自民党の二階俊博・前経済産業相の政策秘書が政治資金規正法違反で東京地検から略式起訴され、罰金を納めた。西松建設の巨額献金事件は、小沢一郎・民主党幹事長の公設第1秘書を被告とする裁判を残して、これで終結する。
今年3月に小沢氏の秘書を規正法違反で起訴した際、東京地検次席検事は「看過し得ない重大、悪質な事案」と異例のコメントを出した。あとは「公判で明らかにする」とだけ述べたが、西松建設側被告の公判で、検察は、同社と小沢氏側との関係を「公共工事受注を巡る金銭的癒着」と表現しており、「重大、悪質」と判断した根拠はそこにある。
報道によれば、西松建設と二階氏側との関係も、公共工事を媒介にしてかなり親密なようだ。なのに検察はなぜ二階氏の秘書を軽い処分で済ませたのか、その理由を知りたいところである。

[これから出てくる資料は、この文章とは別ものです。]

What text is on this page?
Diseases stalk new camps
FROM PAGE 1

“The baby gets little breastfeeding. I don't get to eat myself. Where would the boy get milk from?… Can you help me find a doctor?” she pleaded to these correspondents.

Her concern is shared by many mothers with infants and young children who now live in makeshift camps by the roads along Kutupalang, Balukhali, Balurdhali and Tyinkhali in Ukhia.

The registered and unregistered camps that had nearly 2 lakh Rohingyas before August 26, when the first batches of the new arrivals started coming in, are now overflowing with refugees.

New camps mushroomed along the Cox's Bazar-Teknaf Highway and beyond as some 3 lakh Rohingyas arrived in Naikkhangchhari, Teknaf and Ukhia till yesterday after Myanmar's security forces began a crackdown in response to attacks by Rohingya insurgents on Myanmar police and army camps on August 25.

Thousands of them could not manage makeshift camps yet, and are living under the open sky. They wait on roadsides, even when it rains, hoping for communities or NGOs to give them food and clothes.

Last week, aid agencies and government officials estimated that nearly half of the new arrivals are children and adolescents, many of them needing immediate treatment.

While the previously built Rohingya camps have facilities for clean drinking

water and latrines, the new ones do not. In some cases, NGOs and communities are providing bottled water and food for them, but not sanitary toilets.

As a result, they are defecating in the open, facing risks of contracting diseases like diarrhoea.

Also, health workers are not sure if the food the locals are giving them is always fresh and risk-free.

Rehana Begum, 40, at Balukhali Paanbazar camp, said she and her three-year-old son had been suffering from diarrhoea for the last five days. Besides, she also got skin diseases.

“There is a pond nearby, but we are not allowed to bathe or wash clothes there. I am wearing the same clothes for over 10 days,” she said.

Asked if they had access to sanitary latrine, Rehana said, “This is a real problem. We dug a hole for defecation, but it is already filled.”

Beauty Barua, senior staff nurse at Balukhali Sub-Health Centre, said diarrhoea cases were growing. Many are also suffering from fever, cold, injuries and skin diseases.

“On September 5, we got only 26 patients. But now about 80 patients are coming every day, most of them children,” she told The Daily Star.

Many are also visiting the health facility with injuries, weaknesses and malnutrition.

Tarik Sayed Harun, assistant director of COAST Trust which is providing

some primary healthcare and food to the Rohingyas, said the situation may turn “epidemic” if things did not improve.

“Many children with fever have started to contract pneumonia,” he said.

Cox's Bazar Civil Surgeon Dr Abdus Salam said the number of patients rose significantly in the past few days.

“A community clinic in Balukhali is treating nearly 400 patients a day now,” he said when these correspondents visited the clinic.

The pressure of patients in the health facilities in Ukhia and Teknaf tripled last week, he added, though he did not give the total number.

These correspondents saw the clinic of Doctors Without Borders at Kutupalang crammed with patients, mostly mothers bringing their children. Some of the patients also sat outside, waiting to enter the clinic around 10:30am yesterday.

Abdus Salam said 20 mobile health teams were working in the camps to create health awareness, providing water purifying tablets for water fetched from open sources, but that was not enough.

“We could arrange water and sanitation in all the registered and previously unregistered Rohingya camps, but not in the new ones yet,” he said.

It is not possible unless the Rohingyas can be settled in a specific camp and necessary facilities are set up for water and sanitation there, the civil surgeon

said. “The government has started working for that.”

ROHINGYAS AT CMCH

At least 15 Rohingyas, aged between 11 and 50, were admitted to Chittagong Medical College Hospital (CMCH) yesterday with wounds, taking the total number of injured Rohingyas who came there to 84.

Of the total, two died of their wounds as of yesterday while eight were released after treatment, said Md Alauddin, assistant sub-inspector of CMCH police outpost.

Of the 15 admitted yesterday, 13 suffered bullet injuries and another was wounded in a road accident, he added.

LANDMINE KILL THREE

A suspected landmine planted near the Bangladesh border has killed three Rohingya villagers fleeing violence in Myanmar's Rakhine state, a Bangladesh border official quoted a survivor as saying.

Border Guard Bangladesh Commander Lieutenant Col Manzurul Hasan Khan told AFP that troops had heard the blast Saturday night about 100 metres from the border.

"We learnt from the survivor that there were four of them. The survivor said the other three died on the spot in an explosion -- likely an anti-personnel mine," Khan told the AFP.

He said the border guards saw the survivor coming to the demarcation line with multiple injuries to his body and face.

ところが略式起訴では公判が開かれないため、二階氏側と西松建設との関係など規正法違反の周辺事情は国民には明らかにされない。
検察当局は、検察権の行使についての説明責任は公判廷で果たすものとしてきた。であれば、社会の関心を集めた、しかも政治とカネを巡る違法行為という、国民の目に実態をさらさなければならない事件は、正式起訴をして公開の法廷に持ち込むべきだったのではないか。
現在、政治とカネを巡る問題で国民が検察の捜査と処分の行方を注視するのは、言うまでもなく、鳩山由紀夫首相の資金管理団体の偽装献金問題だ。単に政治献金の出もとを偽っただけでなく、実母からの贈与を隠した、場合によっては脱税の疑いも生じる状況である。
遠からず検察は処分を決める。関係者への事情聴取など国民からみて十分な捜査を尽くしていなければ、どんな処分であっても、世論を納得させられないであろうことは指摘するまでもない。
政治とカネを巡る事件は、ほかの犯罪にもまして、公平かつ透明性のある検察権の行使が求められる。捜査だけでなく、不起訴にするか起訴するか略式で済ませるかの処分に関しても、検察は国民の視線を強く意識しておく必要がある。